En çok hoşuma giden mekanlardan biri de Mollat Kitabevi oldu. Her ne kadar burada satılan kitapların dilini anlamasam da onlara dokunmak, koklamak hoşuma gidiyordu. Burası gördüğüm en büyük kitapçılardan biriydi. Bu gelişimde Bordeaux’nun keyfini çıkardım, tanışmayı ise bir sonraki yolculuğuma bıraktım. İstanbul’a giden uçağa binerken gönlümü Fransa’nın bu bölgesine emanet ediyorum.

Bordeaux’nun mütevazı mutfağı

Çok etkileyici şaraplara sahip olan Bordeaux Bölgesi, ünlü Fransız mutfağının alt sıralarında yer alır. Bir şatoda, krallara layık 18. yüzyıldan kalma görkemli bir yemek masasının üstünde, içinde nadir şaraplar bulunan üç karaf ile aile yadigarı yemek takımlarını görünce aklınızdan kim bilir ne yemekler geçer! Bu muhteşem masada önünüzdeki tabağa haşlanmış patates ve bezelye ile birlikte kızarmış bir tavuk servis edilirse tüm hayalleriniz yıkılmaz mı?

İnanılmaz lezzette şaraplar üreten bu bölge, nasıl olur da yemek konusunda bu kadar geri planda kalır? Bazılarına göre bu sorunun yanıtı İngiliz etkisidir. Çünkü Bordeaux’lular, 1152 yılından itibaren tam 300 yıl boyunca İngiliz halkı olarak anılmıştır. Bu sürede iki ülke arasındaki bağlar çok güçlenmiş, kültürler iç içe geçmiştir. Mutfak konusunda maalesef ki İngilizler daha ağır basmıştır.
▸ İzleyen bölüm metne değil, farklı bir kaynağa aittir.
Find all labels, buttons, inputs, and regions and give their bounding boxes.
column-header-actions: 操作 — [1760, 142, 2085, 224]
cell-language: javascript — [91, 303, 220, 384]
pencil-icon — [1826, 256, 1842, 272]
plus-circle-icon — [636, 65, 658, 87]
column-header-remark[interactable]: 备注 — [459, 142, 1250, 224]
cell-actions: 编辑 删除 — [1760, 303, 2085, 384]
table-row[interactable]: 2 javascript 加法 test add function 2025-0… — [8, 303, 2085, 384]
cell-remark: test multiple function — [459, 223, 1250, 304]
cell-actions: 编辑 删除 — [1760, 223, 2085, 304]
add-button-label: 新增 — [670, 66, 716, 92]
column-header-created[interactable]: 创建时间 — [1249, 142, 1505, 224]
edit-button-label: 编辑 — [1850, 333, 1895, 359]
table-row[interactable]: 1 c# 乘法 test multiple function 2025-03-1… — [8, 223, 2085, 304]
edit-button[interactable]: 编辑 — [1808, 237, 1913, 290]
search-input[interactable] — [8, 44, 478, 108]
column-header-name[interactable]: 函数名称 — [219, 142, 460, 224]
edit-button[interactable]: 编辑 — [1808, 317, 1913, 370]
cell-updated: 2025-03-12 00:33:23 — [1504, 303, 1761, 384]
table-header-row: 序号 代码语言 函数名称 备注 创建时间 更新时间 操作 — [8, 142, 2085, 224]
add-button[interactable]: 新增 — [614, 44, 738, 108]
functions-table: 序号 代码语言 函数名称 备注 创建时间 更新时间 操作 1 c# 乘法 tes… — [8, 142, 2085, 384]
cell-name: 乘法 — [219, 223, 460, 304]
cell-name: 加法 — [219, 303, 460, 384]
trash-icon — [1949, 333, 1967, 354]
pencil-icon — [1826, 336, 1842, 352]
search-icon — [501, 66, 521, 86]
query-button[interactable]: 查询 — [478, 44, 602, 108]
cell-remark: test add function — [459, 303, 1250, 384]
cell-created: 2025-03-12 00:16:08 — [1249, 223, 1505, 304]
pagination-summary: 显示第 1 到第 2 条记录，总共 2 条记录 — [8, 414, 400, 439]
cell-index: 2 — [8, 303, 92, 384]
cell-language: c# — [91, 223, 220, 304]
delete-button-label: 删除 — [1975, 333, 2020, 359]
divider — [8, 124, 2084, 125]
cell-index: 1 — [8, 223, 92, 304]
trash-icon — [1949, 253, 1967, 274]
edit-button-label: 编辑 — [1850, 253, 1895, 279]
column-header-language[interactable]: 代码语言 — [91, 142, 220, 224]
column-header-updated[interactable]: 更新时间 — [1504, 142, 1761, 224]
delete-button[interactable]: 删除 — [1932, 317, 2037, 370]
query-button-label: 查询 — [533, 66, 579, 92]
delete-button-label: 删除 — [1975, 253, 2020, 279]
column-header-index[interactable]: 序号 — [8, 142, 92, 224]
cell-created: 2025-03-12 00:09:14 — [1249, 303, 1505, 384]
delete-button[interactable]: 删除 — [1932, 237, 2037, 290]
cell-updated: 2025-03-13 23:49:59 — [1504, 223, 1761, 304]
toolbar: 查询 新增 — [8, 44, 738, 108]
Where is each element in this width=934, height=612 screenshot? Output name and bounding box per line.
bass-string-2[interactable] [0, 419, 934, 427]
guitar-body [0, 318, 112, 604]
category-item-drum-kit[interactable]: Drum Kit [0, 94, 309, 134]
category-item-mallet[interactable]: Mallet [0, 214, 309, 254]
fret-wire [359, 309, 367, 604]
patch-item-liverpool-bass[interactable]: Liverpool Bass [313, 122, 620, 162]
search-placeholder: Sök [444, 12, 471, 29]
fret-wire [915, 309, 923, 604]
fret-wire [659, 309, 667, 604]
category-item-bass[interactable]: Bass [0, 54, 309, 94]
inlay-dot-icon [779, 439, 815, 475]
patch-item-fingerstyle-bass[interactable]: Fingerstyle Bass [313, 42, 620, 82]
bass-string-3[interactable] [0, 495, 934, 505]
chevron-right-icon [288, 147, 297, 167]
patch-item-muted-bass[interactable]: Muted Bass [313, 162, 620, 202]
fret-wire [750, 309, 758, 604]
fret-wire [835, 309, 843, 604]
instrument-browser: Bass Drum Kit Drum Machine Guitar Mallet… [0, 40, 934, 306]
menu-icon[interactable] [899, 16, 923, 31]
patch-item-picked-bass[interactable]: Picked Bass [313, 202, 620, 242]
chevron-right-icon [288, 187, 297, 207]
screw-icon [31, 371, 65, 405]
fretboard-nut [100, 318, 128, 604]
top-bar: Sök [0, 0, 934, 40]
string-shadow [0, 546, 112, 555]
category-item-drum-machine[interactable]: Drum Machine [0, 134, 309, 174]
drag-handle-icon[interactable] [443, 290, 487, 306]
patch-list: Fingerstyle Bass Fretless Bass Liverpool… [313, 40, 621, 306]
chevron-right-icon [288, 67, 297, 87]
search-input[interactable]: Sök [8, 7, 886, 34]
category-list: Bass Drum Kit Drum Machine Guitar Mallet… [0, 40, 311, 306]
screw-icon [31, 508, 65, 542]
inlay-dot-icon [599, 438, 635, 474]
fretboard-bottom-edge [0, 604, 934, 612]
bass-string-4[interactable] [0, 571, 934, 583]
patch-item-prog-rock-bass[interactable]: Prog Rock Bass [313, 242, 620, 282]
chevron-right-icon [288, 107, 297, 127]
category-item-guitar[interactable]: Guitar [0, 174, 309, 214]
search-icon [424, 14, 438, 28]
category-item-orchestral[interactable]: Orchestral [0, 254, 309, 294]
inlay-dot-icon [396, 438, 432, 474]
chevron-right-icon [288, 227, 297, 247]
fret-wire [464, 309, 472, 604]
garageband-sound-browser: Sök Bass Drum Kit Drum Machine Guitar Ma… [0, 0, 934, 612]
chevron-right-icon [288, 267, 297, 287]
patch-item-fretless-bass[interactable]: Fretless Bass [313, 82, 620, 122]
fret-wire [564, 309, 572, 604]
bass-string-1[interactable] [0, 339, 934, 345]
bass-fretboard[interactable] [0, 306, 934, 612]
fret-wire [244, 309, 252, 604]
Bu teze karşı çıkan pek çok Bordeaux’lu, bu basit mutfağın nedenini bölge halkının bağlarda çalışmaktan yemek yapmaya vakit bulamamasına bağlar. Onlara göre, üstünde karamelize soğanlarla servis edilen az pişmiş biftek, ev yapımı sosis patesi, lokal midyeler, yağlı yılan balığı ve kırmızı şarapla pişen casserol, üzüm bağlarının çevresinde otlayan kuzuların pirzolası, Bordeaux şaraplarının en lezzetli eşlikçisidir.